There are several very high-profile concerts that were on the verge of being canceled, or that artists had verbally backed out of, which CCFP was able to save, the organization says. It won’t provide the specific names of the artists or the dates, but one look at its database, and the petition online, shows that its Hollywood influence is anything but shallow.
The language of the petition calls for peace, while reminding the world that Hamas is a terrorist organization bent on Israel’s destruction.
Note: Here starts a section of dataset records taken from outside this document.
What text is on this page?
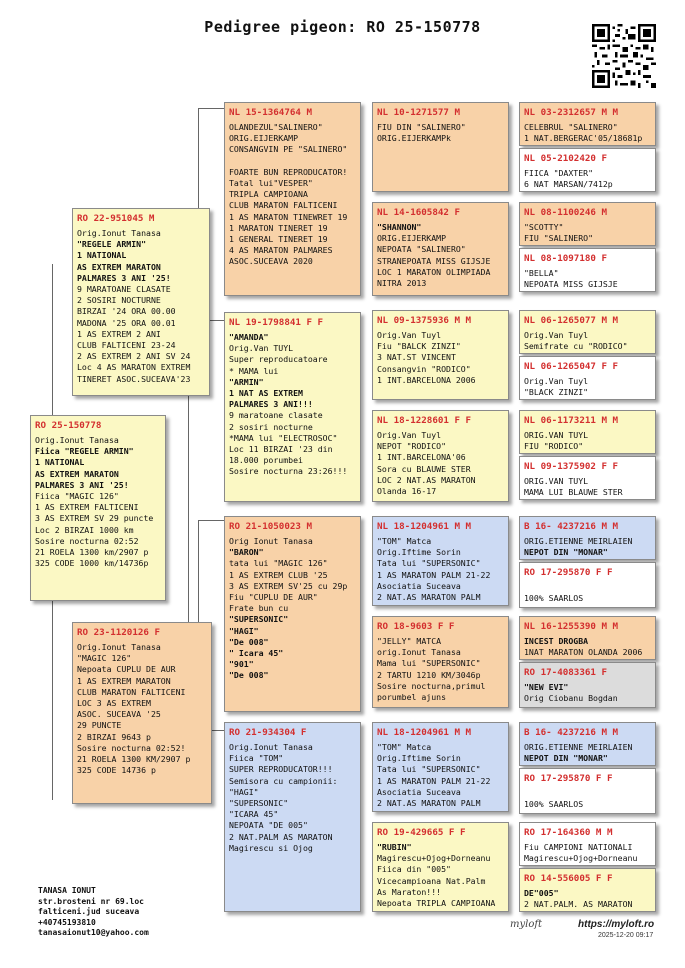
Pedigree pigeon: RO 25-150778
RO 25-150778
Orig.Ionut Tanasa
Fiica "REGELE ARMIN"
1 NATIONAL
AS EXTREM MARATON
PALMARES 3 ANI '25!
Fiica "MAGIC 126"
1 AS EXTREM FALTICENI
3 AS EXTREM SV 29 puncte
Loc 2 BIRZAI 1000 km
Sosire nocturna 02:52
21 ROELA 1300 km/2907 p
325 CODE 1000 km/14736p
RO 22-951045 M
Orig.Ionut Tanasa
"REGELE ARMIN"
1 NATIONAL
AS EXTREM MARATON
PALMARES 3 ANI '25!
9 MARATOANE CLASATE
2 SOSIRI NOCTURNE
BIRZAI '24 ORA 00.00
MADONA '25 ORA 00.01
1 AS EXTREM 2 ANI
CLUB FALTICENI 23-24
2 AS EXTREM 2 ANI SV 24
Loc 4 AS MARATON EXTREM
TINERET ASOC.SUCEAVA'23
RO 23-1120126 F
Orig.Ionut Tanasa
"MAGIC 126"
Nepoata CUPLU DE AUR
1 AS EXTREM MARATON
CLUB MARATON FALTICENI
LOC 3 AS EXTREM
ASOC. SUCEAVA '25
29 PUNCTE
2 BIRZAI 9643 p
Sosire nocturna 02:52!
21 ROELA 1300 KM/2907 p
325 CODE 14736 p
NL 15-1364764 M
OLANDEZUL"SALINERO"
ORIG.EIJERKAMP
CONSANGVIN PE "SALINERO"
FOARTE BUN REPRODUCATOR!
Tatal lui"VESPER"
TRIPLA CAMPIOANA
CLUB MARATON FALTICENI
1 AS MARATON TINEWRET 19
1 MARATON TINERET 19
1 GENERAL TINERET 19
4 AS MARATON PALMARES
ASOC.SUCEAVA 2020
NL 19-1798841 F F
"AMANDA"
Orig.Van TUYL
Super reproducatoare
* MAMA lui
"ARMIN"
1 NAT AS EXTREM
PALMARES 3 ANI!!!
9 maratoane clasate
2 sosiri nocturne
*MAMA lui "ELECTROSOC"
Loc 11 BIRZAI '23 din
18.000 porumbei
Sosire nocturna 23:26!!!
RO 21-1050023 M
Orig Ionut Tanasa
"BARON"
tata lui "MAGIC 126"
1 AS EXTREM CLUB '25
3 AS EXTREM SV'25 cu 29p
Fiu "CUPLU DE AUR"
Frate bun cu
"SUPERSONIC"
"HAGI"
"De 008"
" Icara 45"
"901"
"De 008"
RO 21-934304 F
Orig.Ionut Tanasa
Fiica "TOM"
SUPER REPRODUCATOR!!!
Semisora cu campionii:
"HAGI"
"SUPERSONIC"
"ICARA 45"
NEPOATA "DE 005"
2 NAT.PALM AS MARATON
Magirescu si Ojog
NL 10-1271577 M
FIU DIN "SALINERO"
ORIG.EIJERKAMPk
NL 14-1605842 F
"SHANNON"
ORIG.EIJERKAMP
NEPOATA "SALINERO"
STRANEPOATA MISS GIJSJE
LOC 1 MARATON OLIMPIADA
NITRA 2013
NL 09-1375936 M M
Orig.Van Tuyl
Fiu "BALCK ZINZI"
3 NAT.ST VINCENT
Consangvin "RODICO"
1 INT.BARCELONA 2006
NL 18-1228601 F F
Orig.Van Tuyl
NEPOT "RODICO"
1 INT.BARCELONA'06
Sora cu BLAUWE STER
LOC 2 NAT.AS MARATON
Olanda 16-17
NL 18-1204961 M M
"TOM" Matca
Orig.Iftime Sorin
Tata lui "SUPERSONIC"
1 AS MARATON PALM 21-22
Asociatia Suceava
2 NAT.AS MARATON PALM
RO 18-9603 F F
"JELLY" MATCA
orig.Ionut Tanasa
Mama lui "SUPERSONIC"
2 TARTU 1210 KM/3046p
Sosire nocturna,primul
porumbel ajuns
NL 18-1204961 M M
"TOM" Matca
Orig.Iftime Sorin
Tata lui "SUPERSONIC"
1 AS MARATON PALM 21-22
Asociatia Suceava
2 NAT.AS MARATON PALM
RO 19-429665 F F
"RUBIN"
Magirescu+Ojog+Dorneanu
Fiica din "005"
Vicecampioana Nat.Palm
As Maraton!!!
Nepoata TRIPLA CAMPIOANA
NL 03-2312657 M M
CELEBRUL "SALINERO"
1 NAT.BERGERAC'05/18681p
NL 05-2102420 F
FIICA "DAXTER"
6 NAT MARSAN/7412p
NL 08-1100246 M
"SCOTTY"
FIU "SALINERO"
NL 08-1097180 F
"BELLA"
NEPOATA MISS GIJSJE
NL 06-1265077 M M
Orig.Van Tuyl
Semifrate cu "RODICO"
NL 06-1265047 F F
Orig.Van Tuyl
"BLACK ZINZI"
NL 06-1173211 M M
ORIG.VAN TUYL
FIU "RODICO"
NL 09-1375902 F F
ORIG.VAN TUYL
MAMA LUI BLAUWE STER
B 16- 4237216 M M
ORIG.ETIENNE MEIRLAIEN
NEPOT DIN "MONAR"
RO 17-295870 F F
100% SAARLOS
NL 16-1255390 M M
INCEST DROGBA
1NAT MARATON OLANDA 2006
RO 17-4083361 F
"NEW EVI"
Orig Ciobanu Bogdan
B 16- 4237216 M M
ORIG.ETIENNE MEIRLAIEN
NEPOT DIN "MONAR"
RO 17-295870 F F
100% SAARLOS
RO 17-164360 M M
Fiu CAMPIONI NATIONALI
Magirescu+Ojog+Dorneanu
RO 14-556005 F F
DE"005"
2 NAT.PALM. AS MARATON
TANASA IONUT
str.brosteni nr 69.loc
falticeni.jud suceava
+40745193810
tanasaionut10@yahoo.com
myloft	https://myloft.ro
2025-12-20 09:17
“We, the undersigned, are saddened by the devastating loss of life endured by Israelis and Palestinians in Gaza. We are pained by the suffering on both sides,” the petition reads. “While we stand firm in our commitment to peace and justice, we must also stand firm against ideologies of hatred and genocide which are reflected in Hamas’s charter, Article 7 of which reads, ‘There is a Jew hiding behind me, come on and kill him!’”
The petition goes on to insist: “Hamas cannot be allowed to rain rockets on Israeli cities, nor can it be allowed to hold its own people hostage. Hospitals are for healing, not for hiding weapons.”
Gathering the signatures, Geffen-Lifshitz says, was easy. All the CCFP leaders had to do was crack open their Rolodexes.
“We wrote to people that we know. And those people contacted people that they know. We did all of this in a week.”
The list could have been longer, he says, but there was an urge to get the petition published as soon as possible.
“If we had waited longer, we would have had more signatures. The sympathy that Hollywood has for Israel is tremendous and this only reflects a fraction of the names that could have come on board.”